Donald Trump ha da tempo messo nel mirino il presidente della Federal Reserve, Jerome Powell. La novità è che ora l’ex presidente degli Stati Uniti non si limita più alle critiche pubbliche, ma valuta concretamente la possibilità di rimuoverlo dall’incarico. A confermarlo è stato Kevin Hassett, principale consigliere economico della Casa Bianca sotto Trump, che ha annunciato l’intenzione di esaminare nuove analisi giuridiche per capire se il presidente possa davvero farlo. Un’ipotesi che, però, urta contro i limiti imposti dalla legge.
La “colpa” di Powell, agli occhi di Trump, è quella di non tagliare i tassi d’interesse come lui vorrebbe, rallentando così — secondo il tycoon — la crescita economica americana. Trump lo accusa di “fare politica” e di “non fare il suo lavoro”, arrivando a dichiarare che Powell non è adatto al ruolo. Eppure è stato proprio lui a nominarlo nel 2018, salvo poi iniziare ad attaccarlo già l’anno successivo, definendolo “un incapace”.
Il punto centrale è se il presidente degli Stati Uniti possa o meno “licenziare” il presidente della Fed.
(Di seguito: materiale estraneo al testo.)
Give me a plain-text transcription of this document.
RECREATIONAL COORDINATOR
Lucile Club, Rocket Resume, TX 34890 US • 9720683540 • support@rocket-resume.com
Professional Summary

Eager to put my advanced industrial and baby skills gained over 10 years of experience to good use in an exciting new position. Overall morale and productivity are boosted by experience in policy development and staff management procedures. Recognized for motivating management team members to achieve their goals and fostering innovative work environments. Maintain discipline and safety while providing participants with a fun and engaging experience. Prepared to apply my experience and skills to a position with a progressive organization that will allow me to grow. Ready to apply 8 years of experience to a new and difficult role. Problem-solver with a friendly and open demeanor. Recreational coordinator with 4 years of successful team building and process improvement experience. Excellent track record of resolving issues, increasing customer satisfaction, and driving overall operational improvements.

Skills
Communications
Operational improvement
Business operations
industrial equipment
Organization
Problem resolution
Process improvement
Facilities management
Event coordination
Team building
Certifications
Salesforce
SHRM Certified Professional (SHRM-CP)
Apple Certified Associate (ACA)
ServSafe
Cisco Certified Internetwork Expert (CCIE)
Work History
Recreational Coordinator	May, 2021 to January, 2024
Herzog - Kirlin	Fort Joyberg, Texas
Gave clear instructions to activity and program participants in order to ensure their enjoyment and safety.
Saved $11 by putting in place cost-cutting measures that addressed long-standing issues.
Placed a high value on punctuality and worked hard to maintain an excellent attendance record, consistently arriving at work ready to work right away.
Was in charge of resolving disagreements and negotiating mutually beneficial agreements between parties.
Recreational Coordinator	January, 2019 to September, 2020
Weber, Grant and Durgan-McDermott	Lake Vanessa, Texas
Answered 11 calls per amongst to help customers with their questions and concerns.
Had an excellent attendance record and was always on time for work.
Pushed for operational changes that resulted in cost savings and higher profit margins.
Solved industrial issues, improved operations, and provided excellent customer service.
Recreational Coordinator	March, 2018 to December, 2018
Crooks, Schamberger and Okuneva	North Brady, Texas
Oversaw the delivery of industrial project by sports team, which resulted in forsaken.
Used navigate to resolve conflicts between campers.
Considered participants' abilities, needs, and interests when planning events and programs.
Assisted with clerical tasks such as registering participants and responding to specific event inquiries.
Il Federal Reserve Act del 1913 prevede la possibilità di rimozione per “giusta causa”, ma questa clausola è sempre stata interpretata in senso restrittivo, riferita a gravi illeciti o irregolarità. Le decisioni di politica monetaria, anche se impopolari o sgradite, non rientrano in questa definizione. Non ci sono precedenti che supportino l’idea di una rimozione per motivi politici o strategici, e molti esperti legali ritengono l’ipotesi difficilmente sostenibile.
Il caso Powell si inserisce in un quadro più ampio di tensione tra politica e banche centrali. Episodi simili si sono verificati anche in Europa: Christine Lagarde, presidente della Banca Centrale Europea, è stata criticata da diversi governi, compreso quello italiano, per la gestione dei tassi d’interesse. Ma nessuno ha mai messo in discussione la sua permanenza in carica.
Anche in Italia non sono mancati conflitti tra ministri dell’Economia e governatori della Banca d’Italia, come nel caso dello scontro tra Giulio Tremonti e Antonio Fazio, o della mozione di sfiducia proposta da Matteo Renzi contro Ignazio Visco. Tuttavia, anche in quei casi, l’esito è dipeso da vicende giudiziarie o scelte istituzionali, non da volontà politiche unilaterali.
Il tentativo di Trump di rimuovere Powell appare quindi come un nuovo fronte dello scontro tra potere esecutivo e indipendenza delle istituzioni economiche. Uno scontro in cui il confine tra politica e tecnica, tra decisione democratica e autonomia funzionale, torna a essere quanto mai attuale.